Xiao-Xi Lv1,*, Shan-Shan Liu1,*, Ke Li2, Bing Cui1, Chang Liu1 and Zhuo-Wei Hu1

1Immunology and Cancer Pharmacology Group, State Key Laboratory of Bioactive Substance and Function of Natural Medicines, Institute of Materia Medica, Chinese Academy of Medical Sciences & Peking Union Medical College, Beijing, 100050, P.R. China

2Institute of Medicinal Biotechnology, Chinese Academy of Medical Sciences & Peking Union Medical College, Beijing, 100050, P.R. China

*These authors have contributed equally to this work

Correspondence to:

Zhuo-Wei Hu, email: huzhuowei@imm.ac.cn

Keywords: autophagy, elastase, emphysema, inflammation, PAF

Received: May 31, 2017    Accepted: July 13, 2017    Published: August 18, 2017

ABSTRACT

Neutrophils are the most important effector cells during the development of chronic obstructive pulmonary disease (COPD). Although neutrophil elastase is critical in cigarette smoke (CS)-induced lung parenchyma, the mechanism by which CS triggers elastase release from neutrophils remains unclear. Here we report that CS induction of autophagy in neutrophils by activating platelet- activating factor receptor (PAFR) promotes COPD progression in mouse. We found that the dead neutrophils were increased in bronchoalveolar lavage fluid from CS-exposed mice. Blocking PAFR suppressed the CS-induced autophagy in neutrophils, protected neutrophils from death, and reduced elastase release.
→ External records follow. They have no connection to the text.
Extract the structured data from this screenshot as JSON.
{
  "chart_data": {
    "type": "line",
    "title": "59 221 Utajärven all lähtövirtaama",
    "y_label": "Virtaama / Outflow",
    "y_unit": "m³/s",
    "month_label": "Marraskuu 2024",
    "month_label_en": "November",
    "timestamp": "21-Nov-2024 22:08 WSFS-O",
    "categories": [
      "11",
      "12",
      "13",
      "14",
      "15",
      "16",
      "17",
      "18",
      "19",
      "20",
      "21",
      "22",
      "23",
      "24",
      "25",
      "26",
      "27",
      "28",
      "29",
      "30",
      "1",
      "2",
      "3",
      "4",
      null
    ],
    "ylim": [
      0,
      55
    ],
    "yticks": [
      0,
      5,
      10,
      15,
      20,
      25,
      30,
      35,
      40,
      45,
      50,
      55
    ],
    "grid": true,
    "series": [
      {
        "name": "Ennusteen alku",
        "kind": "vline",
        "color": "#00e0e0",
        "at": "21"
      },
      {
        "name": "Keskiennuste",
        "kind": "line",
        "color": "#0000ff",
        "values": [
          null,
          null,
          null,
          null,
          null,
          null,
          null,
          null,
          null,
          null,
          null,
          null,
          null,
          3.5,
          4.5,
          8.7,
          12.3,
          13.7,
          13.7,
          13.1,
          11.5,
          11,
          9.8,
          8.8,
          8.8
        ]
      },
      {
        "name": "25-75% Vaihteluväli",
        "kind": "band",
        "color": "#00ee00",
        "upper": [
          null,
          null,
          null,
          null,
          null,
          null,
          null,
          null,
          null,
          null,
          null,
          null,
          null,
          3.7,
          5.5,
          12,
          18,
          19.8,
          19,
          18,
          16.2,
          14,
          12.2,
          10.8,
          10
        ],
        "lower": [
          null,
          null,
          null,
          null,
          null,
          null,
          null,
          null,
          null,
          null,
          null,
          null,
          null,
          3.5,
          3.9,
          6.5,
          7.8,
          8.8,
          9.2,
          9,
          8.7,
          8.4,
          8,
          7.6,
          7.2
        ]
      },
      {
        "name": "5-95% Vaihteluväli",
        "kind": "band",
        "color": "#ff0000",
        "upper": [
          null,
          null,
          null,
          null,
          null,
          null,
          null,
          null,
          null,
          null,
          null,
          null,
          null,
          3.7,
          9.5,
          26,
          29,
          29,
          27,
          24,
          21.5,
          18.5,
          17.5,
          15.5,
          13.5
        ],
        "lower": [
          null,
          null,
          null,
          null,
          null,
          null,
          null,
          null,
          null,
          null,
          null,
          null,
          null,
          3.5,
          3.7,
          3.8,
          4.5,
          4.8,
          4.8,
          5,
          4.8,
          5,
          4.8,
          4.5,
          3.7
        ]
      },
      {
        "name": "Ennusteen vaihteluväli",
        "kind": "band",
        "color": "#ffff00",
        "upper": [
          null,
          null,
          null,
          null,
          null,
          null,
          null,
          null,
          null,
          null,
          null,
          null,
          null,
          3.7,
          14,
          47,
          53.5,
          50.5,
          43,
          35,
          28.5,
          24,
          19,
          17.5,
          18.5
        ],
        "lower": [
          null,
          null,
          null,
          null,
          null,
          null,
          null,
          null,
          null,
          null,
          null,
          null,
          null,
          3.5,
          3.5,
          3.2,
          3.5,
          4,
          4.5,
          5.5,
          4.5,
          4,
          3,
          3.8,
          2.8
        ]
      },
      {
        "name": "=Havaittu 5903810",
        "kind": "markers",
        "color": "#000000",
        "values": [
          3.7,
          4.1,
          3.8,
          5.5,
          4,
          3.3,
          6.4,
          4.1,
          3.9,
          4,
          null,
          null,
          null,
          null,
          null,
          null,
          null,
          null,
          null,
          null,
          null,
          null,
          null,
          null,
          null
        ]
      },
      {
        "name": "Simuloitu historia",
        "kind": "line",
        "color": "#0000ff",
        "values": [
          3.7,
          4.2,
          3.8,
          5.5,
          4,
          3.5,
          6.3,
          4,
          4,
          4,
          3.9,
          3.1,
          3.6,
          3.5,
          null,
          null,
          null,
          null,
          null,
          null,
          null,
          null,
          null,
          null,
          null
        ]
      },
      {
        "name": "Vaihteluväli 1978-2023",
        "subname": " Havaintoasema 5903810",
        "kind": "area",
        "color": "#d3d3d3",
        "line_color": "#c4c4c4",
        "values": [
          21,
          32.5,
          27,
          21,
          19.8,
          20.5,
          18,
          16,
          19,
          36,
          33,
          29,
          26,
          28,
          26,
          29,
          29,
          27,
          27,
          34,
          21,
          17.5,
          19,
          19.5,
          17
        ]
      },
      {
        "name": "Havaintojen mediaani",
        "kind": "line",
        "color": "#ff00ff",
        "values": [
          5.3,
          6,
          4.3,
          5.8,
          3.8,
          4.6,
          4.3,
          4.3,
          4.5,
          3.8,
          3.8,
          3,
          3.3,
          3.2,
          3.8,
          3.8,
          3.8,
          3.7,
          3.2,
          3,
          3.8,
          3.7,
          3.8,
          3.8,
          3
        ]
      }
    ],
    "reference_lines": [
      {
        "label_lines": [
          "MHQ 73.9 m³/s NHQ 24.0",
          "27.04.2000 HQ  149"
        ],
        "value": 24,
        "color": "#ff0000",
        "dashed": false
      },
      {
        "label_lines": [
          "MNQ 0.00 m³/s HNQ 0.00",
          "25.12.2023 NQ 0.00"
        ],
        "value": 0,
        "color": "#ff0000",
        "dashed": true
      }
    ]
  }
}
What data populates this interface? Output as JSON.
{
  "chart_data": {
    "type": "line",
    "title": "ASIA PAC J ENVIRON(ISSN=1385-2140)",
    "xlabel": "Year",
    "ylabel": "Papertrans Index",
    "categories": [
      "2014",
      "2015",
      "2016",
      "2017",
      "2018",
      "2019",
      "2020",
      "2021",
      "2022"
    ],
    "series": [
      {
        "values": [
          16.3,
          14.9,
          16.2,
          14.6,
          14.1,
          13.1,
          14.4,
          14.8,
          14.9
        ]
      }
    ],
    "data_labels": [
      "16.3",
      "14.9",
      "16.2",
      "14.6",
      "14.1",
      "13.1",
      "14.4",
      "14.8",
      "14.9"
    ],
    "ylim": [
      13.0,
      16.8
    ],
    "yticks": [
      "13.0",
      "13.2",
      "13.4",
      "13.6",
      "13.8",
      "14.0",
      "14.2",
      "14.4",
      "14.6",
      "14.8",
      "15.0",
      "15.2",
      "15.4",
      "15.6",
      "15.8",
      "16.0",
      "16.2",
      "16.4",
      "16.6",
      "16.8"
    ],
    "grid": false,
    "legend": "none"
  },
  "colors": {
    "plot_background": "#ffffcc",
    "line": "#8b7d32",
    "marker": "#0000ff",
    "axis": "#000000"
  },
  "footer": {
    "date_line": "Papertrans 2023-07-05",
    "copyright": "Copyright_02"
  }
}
Mechanistically, CS enhanced ROS production and High mobility group box 1 (HMGB1) expression through activation of PAFR. The elevated HMGB1 interacted with beclin1, which promoted the dissociation of Bcl-2 from beclin1 and the assembly of autophagy core complex. Moreover, the antagonism of PAFR by rupatadine, a prescription PAFR inhibitor, protected against the development of emphysema, and reduced the autophagic death of neutrophils after CS exposure. These results suggest that CS contributes to the pathogenesis of COPD partly by inducing a PAFR-dependent autophagic death of neutrophils. Therefore, PAFR may be a therapeutic target for COPD and inhibition of PAFR may provide potential therapeutic benefits in the treatment of patients with COPD.